Closures in JavaScript¶
The concept of closures in JavaScript allows functions to remember and access variables from their lexical scope, even when the function is executed outside that scope.
What is a Closure?¶
- Definition
- A closure is a function that has access to its own scope, the scope of the outer function, and the global scope.
- Key Characteristic
- The inner function retains access to the variables and parameters of the outer function even after the outer function has returned.
How Closures Work¶
- Creating a Closure:
- A closure is created every time a function is created.
-
The inner function retains access to the variables and scope of the outer function.
-
Lexical Scoping:
- Lexical scoping means that a function's scope is defined by its physical position in the code.
-
The closure has access to variables in three scopes:
- Local scope (variables defined between its curly brackets)
- Outer function's scope
- Global scope
-
Variables Retention:
- The inner function retains the variables of the outer function even after the outer function has finished executing.

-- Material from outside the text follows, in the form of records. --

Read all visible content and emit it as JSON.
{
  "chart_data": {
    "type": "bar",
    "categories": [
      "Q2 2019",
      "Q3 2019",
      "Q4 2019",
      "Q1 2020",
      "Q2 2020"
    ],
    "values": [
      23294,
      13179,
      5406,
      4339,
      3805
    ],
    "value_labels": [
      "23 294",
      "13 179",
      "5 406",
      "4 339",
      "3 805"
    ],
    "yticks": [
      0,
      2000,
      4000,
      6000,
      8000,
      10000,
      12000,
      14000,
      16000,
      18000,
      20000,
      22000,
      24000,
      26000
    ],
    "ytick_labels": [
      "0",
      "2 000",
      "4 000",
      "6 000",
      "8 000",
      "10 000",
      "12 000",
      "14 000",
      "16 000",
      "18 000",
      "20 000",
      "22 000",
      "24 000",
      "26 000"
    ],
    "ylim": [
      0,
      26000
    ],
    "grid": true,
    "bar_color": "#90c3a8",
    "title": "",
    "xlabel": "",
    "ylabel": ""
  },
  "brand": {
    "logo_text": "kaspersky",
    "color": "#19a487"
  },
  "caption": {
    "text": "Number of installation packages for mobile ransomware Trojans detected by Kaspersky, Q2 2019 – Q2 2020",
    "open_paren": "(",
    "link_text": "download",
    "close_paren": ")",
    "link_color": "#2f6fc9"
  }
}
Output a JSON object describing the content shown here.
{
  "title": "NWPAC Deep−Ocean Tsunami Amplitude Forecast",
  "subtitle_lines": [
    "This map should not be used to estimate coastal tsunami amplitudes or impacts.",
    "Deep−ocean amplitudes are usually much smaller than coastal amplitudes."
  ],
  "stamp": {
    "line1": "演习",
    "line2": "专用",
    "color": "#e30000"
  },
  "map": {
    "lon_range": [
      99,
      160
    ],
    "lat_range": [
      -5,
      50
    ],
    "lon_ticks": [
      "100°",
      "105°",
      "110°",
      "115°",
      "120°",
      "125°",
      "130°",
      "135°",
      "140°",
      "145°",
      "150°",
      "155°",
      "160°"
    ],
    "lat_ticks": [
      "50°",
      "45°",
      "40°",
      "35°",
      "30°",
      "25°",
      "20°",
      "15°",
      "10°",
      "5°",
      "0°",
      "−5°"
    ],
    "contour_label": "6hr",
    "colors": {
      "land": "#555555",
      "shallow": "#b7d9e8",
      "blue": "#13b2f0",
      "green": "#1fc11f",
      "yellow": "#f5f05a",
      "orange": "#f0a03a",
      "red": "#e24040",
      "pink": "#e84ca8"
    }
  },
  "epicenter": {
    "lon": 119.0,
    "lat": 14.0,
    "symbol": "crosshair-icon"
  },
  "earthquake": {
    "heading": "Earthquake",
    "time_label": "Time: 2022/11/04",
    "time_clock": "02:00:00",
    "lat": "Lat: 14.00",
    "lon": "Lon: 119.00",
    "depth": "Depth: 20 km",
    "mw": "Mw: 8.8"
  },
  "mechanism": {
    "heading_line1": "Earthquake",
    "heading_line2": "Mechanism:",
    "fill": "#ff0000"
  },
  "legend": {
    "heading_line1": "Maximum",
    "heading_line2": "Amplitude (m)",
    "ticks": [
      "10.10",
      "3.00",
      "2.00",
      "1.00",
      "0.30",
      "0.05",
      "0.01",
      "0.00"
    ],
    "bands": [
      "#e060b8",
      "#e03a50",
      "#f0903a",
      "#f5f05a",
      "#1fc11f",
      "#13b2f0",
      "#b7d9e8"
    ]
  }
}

- This retained scope is what makes a closure.
Example¶
function outerFunction() {
let outerVariable = 'I am from the outer function!';
function innerFunction() {
// Inner function accessing the outer function's variable
console.log(outerVariable);
}
return innerFunction;
}
const myClosure = outerFunction(); // outerFunction has returned, but the closure is alive
myClosure(); // Outputs: I am from the outer function!